State of Maui’s Construction Industry: Contractors’ Viewpoint
By Susan Halas
Maui Now recently published a summary of a statewide construction report by the University of Hawaii Economic Research Organization (UHERO). According to the UH economists, the construction recovery has failed to materialize. Here are comments from four Maui contractors who tell much the same story.
“There’s a lot out there to bid, that’s a positive, said Dan Blackburn of F&H Construction, “But,” he added, “there is more competition too. So we’re not yet where we want to be.”
Blackburn is the long-time Maui corporate manager for the Lodi, California based company; the firm has been doing business in Hawaii for 30 years. He said there is no hard and fast ratio between what the company bids on and what work they get, but in the past he estimated, “We get maybe 20%.”
Blackburn estimated F&H has about $85 million in jobs on the books.

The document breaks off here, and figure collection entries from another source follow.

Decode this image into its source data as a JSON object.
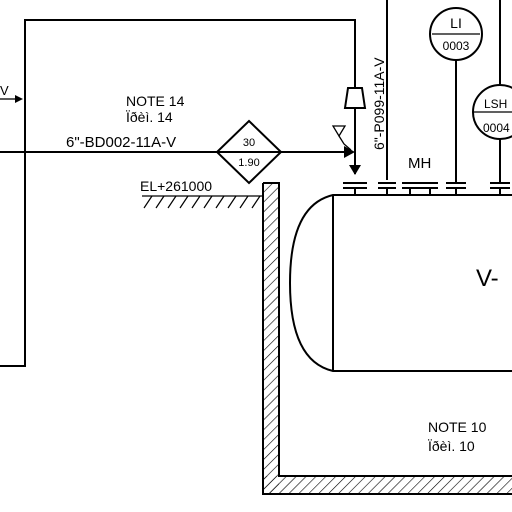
{
  "drawing": {
    "stroke_color": "#000000",
    "background": "#ffffff"
  },
  "labels": {
    "note_top": "NOTE 14",
    "note_top_sub": "Ïðèì. 14",
    "line_horizontal": "6\"-BD002-11A-V",
    "line_vertical": "6\"-P099-11A-V",
    "elevation": "EL+261000",
    "manhole": "MH",
    "vessel_tag": "V-",
    "note_bottom": "NOTE 10",
    "note_bottom_sub": "Ïðèì. 10",
    "flow_arrow_left": "V"
  },
  "diamond_marker": {
    "top_value": "30",
    "bottom_value": "1.90"
  },
  "instruments": [
    {
      "letters": "LI",
      "number": "0003"
    },
    {
      "letters": "LSH",
      "number": "0004"
    }
  ]
}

Of that amount about $70 million is on Maui and the rest is on the Big Island. Some of their major jobs locally include the new Kihei Police Station and the new science building on the UH Maui campus.
The Kihei Police Station contract is valued at $30 million. “Ground has been broken,” he reported and there are “about 20 workers on the site. When the job really gets going there may be “as many as 100 to 200. They won’t be all ours, but they’ll be working on it.” As for the science building, “There’s about $10 million left to go on that project,” he said.
Waiting 20 Months for a Permit
What’s making life difficult for his company is the slow pace of the permitting process. “We have about $20 million in work that we could start if only the permits were approved.” Of that $14 million is on the Big Island and the rest is on Maui.
“For example,” he continued, “We’ve been waiting for the permits for 20 months on the Maui Waena 8-classroom building.”
Blackburn doesn’t know what’s causing the delay. He said, like much of the work the company does, it’s a government contract. “Maui Waena is a state job. We bid and the state gets the permits. But until the permits are in place the job doesn’t start.”
Small Home Builder is Hopeful
Sandra Duvauchelle, who heads Lehua Services in Wailuku, is one of the few women in the industry to hold a general contractor’s B license. Her company works primarily in residential construction. She thinks she can see the light at the end of the tunnel: “Currently we have three residences under construction and were finishing on a fourth,” she said. “This time last year we had none.”
“There’s a little bit more out there than there was before,” but to her it seems, “that a lot of it is tied to the loosening of lending qualifications, and that hasn’t happened yet.”
The loan guidelines are very stiff, she observed, “but the rates are great if you do qualify.” Even with a best case scenario she said, “What you’re bidding now is going to be 12 to 24 months in the pre-construction phase.”
Urgent Need for Liquidity
“In our industry there’s an urgent need for liquidity,” said Tom Cook, vice president of TMC General Contracting Inc., “but we can’t get it.” Cook said banks see construction loans as “high risk” and would-be borrowers are having a hard time finding the money.
Cook’s company is best known as a builder of luxury homes. He said TMC currently has 14 employees and $8 million annual gross sales. “This year it’s improving somewhat,” he said, noting greater activity in the commercial construction. But as far as residential goes, “a lot of property fails to appraise.” Asked about his experience with permits, Cook had praise for Maui Mayor Alan Arakawa, “There’s been a noticeable improvement in the permit review,” he said.
Slower This Year
“This year is, if anything slower for us than last year,” said Michael Bissel, a project manager for Arisumi Brothers, Inc. of Kahului.
“Last year we were finishing up mostly jobs that were already in the pipeline and that carried us. Those jobs are completed and there’s nothing new starting that’s significant. It does seem that there are more requests for bids, but there’s also more competition too.”
Bissel said Arisumi Brothers has some smaller jobs, “all under a million.” He is keeping his fingers crossed that the somewhat larger jobs, like the expansion to the Nisei Veterans Memorial on Lower Main in Wailuku, will last until something better comes along.
“There would be more starting, he said, but they can’t get financing.”
Presently, he said that the Arisumi crew is at about 27 workers, “down about two-thirds from what it was.” His crystal ball sees 2012 as “continuing to be slow; perhaps it will improve in 2013. We still don’t know if we’ve bottomed out yet.”